Our next question comes from Brian Skorney from Baird.

I know you said on the bone mineral density side of things, you didn't see an effect. I'm just wondering have you gotten a chance to look into subgroups at all, in particular, if you looked at menopausal or perimenopausal women because I know there's that 2014 paper showing GIPR deficiency in about 1,700 women leads to a 50% increase in fractures. So just wondering if you've got any chance to look at subgroup data there.

Yes. Thank you, Brian. We see no effect of MariTide administration on bone mineral density. In this patient population by age and proportion of women, postmenopausal women are presumed to be well represented in this. And we will continue to follow this into -- through Phase II clinical investigation. No fractures. We see no effect of MariTide administration on bone mineral density.

And you can imagine, Brian, as the world's leader in bone health scenario, that we pay close attention to.

Our last question comes from Geoff Meacham from Citigroup.

I guess the question is when you look at the extensions to quarterly dosing on maybe the 120 or 280 mg dose, like how strategically important is it to have a quarterly dosing when you look at versus how you guys look at monthly? And then I guess given the mechanism, what are the unique challenges in having such an infrequent dose administration?

So I think that we're excited to see the readout of the Part 2 data to understand how MariTide performs on the quarterly dosing. And as we've seen in the every-other-month dosing in the Part 1 of the study, patients had a significant weight loss on that dosing.
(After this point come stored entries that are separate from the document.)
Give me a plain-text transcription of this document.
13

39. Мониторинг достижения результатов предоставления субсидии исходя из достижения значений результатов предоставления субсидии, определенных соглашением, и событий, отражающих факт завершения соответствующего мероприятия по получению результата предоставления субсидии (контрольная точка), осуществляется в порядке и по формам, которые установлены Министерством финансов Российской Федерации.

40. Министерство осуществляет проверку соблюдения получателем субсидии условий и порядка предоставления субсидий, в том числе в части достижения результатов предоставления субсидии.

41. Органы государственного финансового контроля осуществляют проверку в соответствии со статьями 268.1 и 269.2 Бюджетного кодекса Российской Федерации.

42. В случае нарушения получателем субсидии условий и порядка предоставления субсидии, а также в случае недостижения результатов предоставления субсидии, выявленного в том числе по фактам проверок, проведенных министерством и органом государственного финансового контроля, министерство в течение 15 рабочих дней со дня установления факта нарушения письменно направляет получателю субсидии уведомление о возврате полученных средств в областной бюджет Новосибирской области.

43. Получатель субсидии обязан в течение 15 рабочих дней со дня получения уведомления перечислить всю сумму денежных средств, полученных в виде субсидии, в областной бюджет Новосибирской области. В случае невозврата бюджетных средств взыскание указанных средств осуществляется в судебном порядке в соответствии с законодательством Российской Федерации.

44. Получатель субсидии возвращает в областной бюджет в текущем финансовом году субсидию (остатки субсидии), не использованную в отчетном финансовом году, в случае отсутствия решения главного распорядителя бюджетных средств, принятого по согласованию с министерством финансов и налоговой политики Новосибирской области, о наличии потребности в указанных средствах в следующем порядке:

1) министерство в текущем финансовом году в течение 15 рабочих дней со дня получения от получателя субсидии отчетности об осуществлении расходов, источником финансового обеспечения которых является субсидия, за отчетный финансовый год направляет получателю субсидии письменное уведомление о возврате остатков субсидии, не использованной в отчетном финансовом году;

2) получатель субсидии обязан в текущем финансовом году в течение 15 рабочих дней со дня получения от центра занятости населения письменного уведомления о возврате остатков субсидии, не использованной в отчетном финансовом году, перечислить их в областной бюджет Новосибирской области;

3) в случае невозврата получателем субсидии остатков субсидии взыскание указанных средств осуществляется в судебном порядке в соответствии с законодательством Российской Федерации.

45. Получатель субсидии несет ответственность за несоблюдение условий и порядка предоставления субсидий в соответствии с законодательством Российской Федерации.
I think the real benefit that we're looking to is for what it means for patients who have to stay on therapy long term, being able to have a dosing at a less frequent amount is something that is optimal for patients in being able to maintain their weight loss. And the other thing that I mentioned before is I also think in the other diseases that we're examining, having the ability to look at different dosing schedules is going to be important to be able to ensure that patients are able to maintain their weight so that they maintain the benefits in those other disease areas that we're studying.
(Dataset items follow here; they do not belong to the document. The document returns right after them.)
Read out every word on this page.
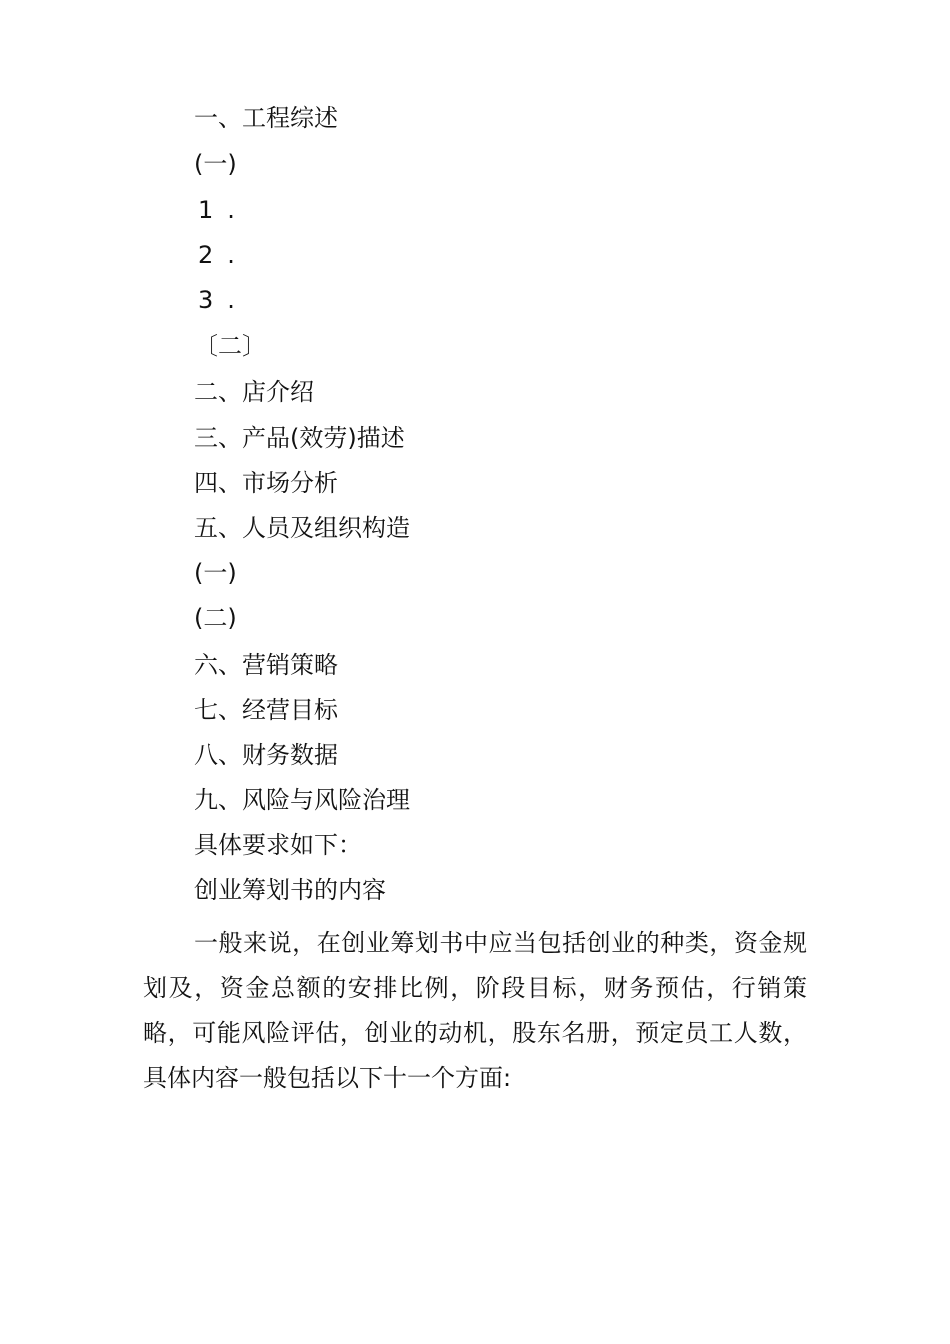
一、工程综述
(一)
1.
2.
3.
〔二〕
二、店介绍
三、产品(效劳)描述
四、市场分析
五、人员及组织构造
(一)
(二)
六、营销策略
七、经营目标
八、财务数据
九、风险与风险治理
具体要求如下：
创业筹划书的内容

一般来说，在创业筹划书中应当包括创业的种类，资金规划及，资金总额的安排比例，阶段目标，财务预估，行销策略，可能风险评估，创业的动机，股东名册，预定员工人数，具体内容一般包括以下十一个方面:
Thanks, Susan. I'd just add that as I shared in the presentation, patients receiving every 8-week or every-other-month dosing lost just as much weight as those receiving monthly dosing. And we obviously like what we saw in that data or we wouldn't have put every 3 months or quarterly dosing into Part 2. And so this, I think, all contributes to the unique and differentiated and competitive profile that's building around MariTide.

And I think -- Geoff, I think a lot of the commentators that you all have invited to assess the field have spoken about the importance and potential value of something that's even less frequent than monthly. So we're excited to have the every-other-month data here, and we look forward to being able to share the quarterly data when they're mature. But again, I think we need to wrap up so we can let you all get back to work. But let me thank you all for joining the call today. As you can tell, we're excited about the results that we've shared here, and I know we've shared quite a bit of data. So as always, feel free to reach out if there are more questions still in your mind. But we look forward to moving this program quickly into Phase III, and we'll keep you abreast of developments as we go forward. Thank you.

This concludes our Amgen Conference Call to Discuss MariTide Top Line Phase II Results and Progress on Development Program. You may now disconnect.